Mais François Fillon se méfiait de l’ancien ministre de l’Agriculture. Un
soir, il avait confié à Myriam Lévy, qui gérait sa communication au cordeau:
«Tu vois, j’aime bien Bruno, mais à Matignon, il va vouloir me faire un
enfant dans le dos. Il est jeune, bien de sa personne, et il n’est pas du
genre à patienter dix ans. Alors qu’Henri, lui, est tout d’abnégation et de
loyauté. Et puis, un vrai manager à la tête de ce pays, ça changera!»
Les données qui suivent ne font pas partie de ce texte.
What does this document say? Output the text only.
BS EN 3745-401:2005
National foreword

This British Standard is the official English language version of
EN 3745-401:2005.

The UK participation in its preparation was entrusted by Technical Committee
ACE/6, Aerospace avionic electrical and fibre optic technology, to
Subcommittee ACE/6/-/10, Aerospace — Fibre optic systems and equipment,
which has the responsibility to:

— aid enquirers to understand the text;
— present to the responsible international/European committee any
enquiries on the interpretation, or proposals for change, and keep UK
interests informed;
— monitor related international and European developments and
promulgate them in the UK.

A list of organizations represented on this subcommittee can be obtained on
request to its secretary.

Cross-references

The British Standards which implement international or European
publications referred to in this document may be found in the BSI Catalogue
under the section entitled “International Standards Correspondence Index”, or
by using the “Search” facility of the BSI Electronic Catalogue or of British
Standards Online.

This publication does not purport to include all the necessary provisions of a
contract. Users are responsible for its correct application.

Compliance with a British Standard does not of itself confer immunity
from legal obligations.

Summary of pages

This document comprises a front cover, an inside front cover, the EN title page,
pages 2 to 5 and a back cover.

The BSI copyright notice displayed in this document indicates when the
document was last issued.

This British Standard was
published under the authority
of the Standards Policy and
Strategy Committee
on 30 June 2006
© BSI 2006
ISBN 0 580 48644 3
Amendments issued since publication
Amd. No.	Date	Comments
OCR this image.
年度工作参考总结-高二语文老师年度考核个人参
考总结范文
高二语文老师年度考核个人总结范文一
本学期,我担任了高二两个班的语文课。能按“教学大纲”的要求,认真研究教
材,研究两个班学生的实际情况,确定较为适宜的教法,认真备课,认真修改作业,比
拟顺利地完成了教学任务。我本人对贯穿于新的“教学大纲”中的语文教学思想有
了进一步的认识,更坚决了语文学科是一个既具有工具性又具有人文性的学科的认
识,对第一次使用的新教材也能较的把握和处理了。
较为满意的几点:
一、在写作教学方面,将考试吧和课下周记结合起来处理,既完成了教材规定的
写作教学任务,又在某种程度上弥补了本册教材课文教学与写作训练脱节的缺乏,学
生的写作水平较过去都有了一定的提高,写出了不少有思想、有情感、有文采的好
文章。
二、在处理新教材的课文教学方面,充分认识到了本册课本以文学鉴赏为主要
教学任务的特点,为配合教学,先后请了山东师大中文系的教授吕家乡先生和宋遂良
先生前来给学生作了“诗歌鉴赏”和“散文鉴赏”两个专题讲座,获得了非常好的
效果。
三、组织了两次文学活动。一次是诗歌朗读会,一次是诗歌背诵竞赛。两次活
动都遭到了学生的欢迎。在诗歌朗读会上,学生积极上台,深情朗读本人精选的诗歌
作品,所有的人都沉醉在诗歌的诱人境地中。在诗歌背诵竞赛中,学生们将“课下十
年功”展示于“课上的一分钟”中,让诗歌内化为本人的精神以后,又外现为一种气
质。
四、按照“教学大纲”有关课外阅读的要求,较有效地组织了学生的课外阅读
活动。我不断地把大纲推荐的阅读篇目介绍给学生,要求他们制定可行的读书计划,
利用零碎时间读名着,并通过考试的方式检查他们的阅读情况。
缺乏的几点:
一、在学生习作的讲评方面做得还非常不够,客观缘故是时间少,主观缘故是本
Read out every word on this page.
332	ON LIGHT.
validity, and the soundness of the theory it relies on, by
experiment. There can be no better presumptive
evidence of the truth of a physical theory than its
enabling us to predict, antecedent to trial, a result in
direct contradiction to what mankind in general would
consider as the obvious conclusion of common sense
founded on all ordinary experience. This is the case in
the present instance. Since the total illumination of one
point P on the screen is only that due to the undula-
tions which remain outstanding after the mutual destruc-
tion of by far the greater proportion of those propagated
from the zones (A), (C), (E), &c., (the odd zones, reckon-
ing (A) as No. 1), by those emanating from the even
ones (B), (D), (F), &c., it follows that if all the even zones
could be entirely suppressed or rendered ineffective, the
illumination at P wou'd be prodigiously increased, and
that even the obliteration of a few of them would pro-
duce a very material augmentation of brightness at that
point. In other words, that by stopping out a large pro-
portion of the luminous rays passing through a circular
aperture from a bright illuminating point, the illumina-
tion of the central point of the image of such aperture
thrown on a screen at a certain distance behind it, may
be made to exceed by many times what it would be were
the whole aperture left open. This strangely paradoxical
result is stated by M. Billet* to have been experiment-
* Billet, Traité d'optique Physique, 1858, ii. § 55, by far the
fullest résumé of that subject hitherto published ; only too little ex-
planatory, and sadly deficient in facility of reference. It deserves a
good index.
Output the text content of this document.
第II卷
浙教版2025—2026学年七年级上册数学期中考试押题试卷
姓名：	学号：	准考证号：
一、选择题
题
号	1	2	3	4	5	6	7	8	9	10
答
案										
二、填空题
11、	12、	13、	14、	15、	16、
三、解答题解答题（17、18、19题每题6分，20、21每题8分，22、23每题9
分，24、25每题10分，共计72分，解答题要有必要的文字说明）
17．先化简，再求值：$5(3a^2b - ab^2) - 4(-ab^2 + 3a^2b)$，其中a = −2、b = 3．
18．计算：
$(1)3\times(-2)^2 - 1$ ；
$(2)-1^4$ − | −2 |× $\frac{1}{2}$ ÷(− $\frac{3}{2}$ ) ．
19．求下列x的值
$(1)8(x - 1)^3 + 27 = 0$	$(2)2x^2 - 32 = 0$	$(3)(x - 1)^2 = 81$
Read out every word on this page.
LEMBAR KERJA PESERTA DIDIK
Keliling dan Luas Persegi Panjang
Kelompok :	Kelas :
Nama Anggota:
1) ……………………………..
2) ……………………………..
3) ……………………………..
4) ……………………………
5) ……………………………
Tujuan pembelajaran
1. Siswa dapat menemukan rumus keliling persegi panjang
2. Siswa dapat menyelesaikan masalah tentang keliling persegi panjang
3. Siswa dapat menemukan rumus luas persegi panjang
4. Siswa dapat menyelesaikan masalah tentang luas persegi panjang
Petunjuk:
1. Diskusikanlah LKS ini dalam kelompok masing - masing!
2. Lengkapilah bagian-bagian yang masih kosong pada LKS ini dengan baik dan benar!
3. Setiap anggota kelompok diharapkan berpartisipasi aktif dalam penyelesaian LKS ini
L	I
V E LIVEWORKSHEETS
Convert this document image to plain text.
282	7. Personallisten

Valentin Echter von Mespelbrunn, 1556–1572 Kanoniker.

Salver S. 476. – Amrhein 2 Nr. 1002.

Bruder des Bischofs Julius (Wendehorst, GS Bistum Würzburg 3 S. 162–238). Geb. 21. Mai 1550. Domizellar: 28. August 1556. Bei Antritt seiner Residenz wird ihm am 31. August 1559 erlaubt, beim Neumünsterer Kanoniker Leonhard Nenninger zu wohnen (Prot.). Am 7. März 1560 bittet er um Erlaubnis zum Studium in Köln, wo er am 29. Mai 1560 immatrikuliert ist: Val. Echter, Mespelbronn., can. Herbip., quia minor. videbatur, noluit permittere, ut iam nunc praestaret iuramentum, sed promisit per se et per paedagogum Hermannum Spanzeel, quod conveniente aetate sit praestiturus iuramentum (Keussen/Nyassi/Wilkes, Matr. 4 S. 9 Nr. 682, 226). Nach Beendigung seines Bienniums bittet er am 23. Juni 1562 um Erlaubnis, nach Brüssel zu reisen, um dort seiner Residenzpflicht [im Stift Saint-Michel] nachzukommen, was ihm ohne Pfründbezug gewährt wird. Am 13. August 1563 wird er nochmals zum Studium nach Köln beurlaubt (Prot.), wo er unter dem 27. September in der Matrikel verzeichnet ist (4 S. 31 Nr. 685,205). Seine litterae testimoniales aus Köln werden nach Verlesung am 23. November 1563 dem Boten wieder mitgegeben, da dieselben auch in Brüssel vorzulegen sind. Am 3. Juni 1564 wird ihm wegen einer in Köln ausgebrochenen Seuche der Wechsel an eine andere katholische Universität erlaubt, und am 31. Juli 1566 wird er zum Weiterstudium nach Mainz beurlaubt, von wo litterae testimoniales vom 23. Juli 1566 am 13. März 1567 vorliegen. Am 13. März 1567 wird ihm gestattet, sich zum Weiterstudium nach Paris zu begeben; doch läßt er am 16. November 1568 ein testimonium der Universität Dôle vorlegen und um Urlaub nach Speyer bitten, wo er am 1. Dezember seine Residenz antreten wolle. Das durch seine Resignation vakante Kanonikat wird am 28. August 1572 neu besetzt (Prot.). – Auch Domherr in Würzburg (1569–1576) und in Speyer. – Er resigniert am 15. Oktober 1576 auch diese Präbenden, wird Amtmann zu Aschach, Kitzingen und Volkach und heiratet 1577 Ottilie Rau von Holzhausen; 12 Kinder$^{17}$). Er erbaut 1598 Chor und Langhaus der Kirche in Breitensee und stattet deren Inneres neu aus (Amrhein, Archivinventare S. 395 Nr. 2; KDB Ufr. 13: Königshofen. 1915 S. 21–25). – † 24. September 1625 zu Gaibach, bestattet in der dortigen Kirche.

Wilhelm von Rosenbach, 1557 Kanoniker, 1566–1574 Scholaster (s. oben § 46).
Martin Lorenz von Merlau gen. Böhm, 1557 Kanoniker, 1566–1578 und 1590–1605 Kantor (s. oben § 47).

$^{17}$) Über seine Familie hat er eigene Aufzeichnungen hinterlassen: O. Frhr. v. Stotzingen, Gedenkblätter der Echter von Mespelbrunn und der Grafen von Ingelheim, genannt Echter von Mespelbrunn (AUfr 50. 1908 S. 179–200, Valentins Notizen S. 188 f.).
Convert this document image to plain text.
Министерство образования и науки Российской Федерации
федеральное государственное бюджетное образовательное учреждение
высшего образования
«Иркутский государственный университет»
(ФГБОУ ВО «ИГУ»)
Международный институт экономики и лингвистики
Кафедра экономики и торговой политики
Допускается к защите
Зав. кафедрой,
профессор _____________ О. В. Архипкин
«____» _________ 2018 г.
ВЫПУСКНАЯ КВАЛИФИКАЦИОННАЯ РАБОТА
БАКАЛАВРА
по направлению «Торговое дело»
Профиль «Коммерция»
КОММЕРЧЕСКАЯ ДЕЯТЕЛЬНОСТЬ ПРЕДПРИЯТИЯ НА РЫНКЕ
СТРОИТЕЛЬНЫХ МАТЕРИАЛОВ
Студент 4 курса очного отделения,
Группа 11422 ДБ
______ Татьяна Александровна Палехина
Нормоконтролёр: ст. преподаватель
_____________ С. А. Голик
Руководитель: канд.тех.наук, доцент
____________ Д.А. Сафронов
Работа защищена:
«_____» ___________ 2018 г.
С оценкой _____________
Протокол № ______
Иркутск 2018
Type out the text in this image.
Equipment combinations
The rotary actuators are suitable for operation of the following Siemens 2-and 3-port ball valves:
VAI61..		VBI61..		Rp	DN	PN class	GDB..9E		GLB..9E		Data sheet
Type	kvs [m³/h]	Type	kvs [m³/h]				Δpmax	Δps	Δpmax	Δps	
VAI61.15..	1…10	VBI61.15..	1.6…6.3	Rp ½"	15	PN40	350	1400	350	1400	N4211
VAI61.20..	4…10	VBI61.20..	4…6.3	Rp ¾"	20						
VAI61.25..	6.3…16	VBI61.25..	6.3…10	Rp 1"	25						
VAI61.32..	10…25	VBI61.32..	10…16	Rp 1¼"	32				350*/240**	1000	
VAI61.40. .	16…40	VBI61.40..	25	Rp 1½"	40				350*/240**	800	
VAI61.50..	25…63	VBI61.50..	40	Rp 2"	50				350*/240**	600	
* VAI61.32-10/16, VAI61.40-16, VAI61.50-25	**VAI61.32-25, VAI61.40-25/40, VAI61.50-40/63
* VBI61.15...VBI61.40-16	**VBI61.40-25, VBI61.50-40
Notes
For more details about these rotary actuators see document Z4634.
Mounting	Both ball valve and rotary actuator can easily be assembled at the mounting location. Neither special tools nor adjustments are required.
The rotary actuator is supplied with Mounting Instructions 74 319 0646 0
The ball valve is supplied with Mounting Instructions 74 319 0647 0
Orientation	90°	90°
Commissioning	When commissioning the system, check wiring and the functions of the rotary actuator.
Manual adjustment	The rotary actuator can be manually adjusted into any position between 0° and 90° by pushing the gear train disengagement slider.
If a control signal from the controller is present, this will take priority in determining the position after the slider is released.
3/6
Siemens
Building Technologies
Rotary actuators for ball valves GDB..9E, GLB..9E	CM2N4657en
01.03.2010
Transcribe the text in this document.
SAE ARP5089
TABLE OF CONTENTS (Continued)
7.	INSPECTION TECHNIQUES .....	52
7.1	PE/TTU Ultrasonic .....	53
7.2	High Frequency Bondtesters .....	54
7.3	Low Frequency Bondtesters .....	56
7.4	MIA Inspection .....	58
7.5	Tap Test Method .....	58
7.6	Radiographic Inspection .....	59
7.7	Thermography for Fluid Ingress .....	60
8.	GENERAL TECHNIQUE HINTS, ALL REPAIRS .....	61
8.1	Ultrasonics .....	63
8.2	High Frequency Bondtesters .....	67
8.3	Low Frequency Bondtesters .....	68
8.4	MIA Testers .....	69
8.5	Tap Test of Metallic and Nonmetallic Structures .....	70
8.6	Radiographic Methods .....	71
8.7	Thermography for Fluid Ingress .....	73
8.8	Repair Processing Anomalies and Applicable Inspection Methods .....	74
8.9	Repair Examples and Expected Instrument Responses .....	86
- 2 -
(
Myriam avait fait la moue: «Méfie-toi de la “société civile”, ça n’a jamais
marché. Mais enfin bon, si tu penches pour Henri…» Et ce fut donc Henri de
Castries, qui, les premiers jours, dut apprendre aux nombreux journalistes
qui l’ignoraient que le «i» de son nom ne se prononçait pas. «Mesdames et
messieurs, Castries se prononce Castre, comme Broglie se prononce Breuille.
Je vois que vous n’êtes pas habitués, mais vous verrez, on s’habitue très
vite!»
Le lundi 8 mai, le nouveau premier ministre appela le chef de l’État, qui, en
attendant le départ de François Hollande, réfléchissait au cours de son futur
quinquennat dans sa maison de Sablé-sur-Sarthe.
«François? C’est Henri. Quel instant béni! Je souhaite te remercier encore!
Toi et moi, nous avons tant de choses à faire! Voyons-nous très vite pour
parler de la campagne des législatives, de la réforme fiscale, du grand plan
d’économies, des coupes dans les budgets sociaux, de toutes les grandes
gabegies de ce pays, bref, pour savoir par quoi on commence! Je propose de
frapper très fort d’entrée dans mon discours de politique générale. Je ne
sais pas ce que tu en penses, mais à mon sens, le mieux est d’annoncer dès
maintenant la fin de l’État-providence, ce truc débile qui entraîne le pays
par le fond depuis 1945, voire plus! Sus au gaspillage! J’ai fait comme ça,
chez Axa! Tu connais le résultat: 102 millions de clients dans le monde,
92 milliards de chiffre d’affaires, 5 milliards d’euros de résultat
opérationnel! Je te rappelle que la France n’a pas fait de bénéfices depuis
près de cinquante ans! Bref, il faut gérer ce pays comme une entreprise de
65 millions de salariés. Je sais faire! On commence par un audit général et
après on se transforme en cost killers! À mon avis, y a du boulot!»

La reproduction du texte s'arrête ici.